Neither do I consider In Re Swindell, 326 N.C. 473, 390 S.E.2d 134 (1990) to have application. Under Swindell, the juvenile court has no authority “to order the state ... to develop and implement specific treatment programs and facilities for juveniles.” Swindell, 326 N.C. at 475, 390 S.E.2d at 136. However, the court may order an agency to provide specific treatment when such treatment is currently available. Doe, 329 N.C. at 752, 407 S.E.2d at 803. In summary, the courts simply cannot order the creation of treatment programs and facilities which do not exist. Such is not the situation in the case sub judice.

There exists a strong presumption favoring correctness of decisions of the trial court, with the burden on the appellant to show error. L. Harvey & Son Co. v. Jarman, 76 N.C. App. 191, 195-96, 333 S.E.2d 47, 50 (1985). Here the State, as appellant, has failed to file a transcript of the proceedings below. Consequently, our consideration of the State’s argument is limited to the printed record on appeal. See Loeb v. Loeb, 72 N.C. App. 205, 218, 324 S.E.2d 33, 42 (an appellate court’s decision must rest on the record on appeal), disc. review denied, 313 N.C. 508, 329 S.E.2d 393 (1985).

The limited appellate record prohibits any conclusion that the five placement criteria, as established by Judge Barefoot and directed by Judge Tucker, were non-existent on the date ordered. The *273court’s unchallenged, and therefore binding, findings, see Hagan v.
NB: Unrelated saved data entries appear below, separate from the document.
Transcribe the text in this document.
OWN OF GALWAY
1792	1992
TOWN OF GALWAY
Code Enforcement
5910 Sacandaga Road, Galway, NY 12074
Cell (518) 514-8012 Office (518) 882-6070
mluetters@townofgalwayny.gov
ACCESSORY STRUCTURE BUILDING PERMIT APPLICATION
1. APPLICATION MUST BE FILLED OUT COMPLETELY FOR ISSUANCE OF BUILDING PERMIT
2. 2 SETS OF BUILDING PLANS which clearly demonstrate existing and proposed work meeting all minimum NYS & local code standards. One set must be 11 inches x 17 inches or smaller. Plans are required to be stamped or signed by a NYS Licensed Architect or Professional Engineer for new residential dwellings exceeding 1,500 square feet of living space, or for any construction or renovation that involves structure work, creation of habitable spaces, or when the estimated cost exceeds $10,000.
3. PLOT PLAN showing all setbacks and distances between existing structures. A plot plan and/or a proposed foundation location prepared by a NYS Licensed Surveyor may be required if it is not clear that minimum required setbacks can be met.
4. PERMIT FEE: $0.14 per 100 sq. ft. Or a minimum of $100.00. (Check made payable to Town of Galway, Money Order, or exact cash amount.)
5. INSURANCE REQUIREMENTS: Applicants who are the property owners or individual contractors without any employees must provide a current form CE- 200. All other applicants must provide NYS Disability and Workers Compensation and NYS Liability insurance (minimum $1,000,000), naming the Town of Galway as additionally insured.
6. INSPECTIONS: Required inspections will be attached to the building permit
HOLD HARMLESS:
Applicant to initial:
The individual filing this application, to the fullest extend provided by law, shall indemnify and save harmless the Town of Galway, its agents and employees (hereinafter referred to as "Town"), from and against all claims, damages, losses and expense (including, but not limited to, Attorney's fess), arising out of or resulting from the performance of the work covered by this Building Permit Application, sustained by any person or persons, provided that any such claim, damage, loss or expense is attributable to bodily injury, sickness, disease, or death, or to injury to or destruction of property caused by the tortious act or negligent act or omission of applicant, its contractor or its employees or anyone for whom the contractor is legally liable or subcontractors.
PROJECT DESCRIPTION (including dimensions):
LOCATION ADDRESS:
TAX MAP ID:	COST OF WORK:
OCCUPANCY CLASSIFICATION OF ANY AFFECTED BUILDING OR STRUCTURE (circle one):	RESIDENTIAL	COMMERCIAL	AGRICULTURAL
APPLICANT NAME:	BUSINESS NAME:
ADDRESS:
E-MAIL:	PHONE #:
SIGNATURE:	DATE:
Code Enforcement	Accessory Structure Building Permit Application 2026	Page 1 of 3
Peden Steel Co., 57 N.C. App. 363, 365, 291 S.E.2d 308, 309 (1982), on the contrary indicate that plans for Dylan’s placement were indeed available, but would require several additional weeks for implementation. Hence the State (as appellant) has failed to show the placement and treatment ordered were unavailable, and therefore the trial court’s order is not barred by application of Swindell.

For the foregoing reasons, I respectfully dissent.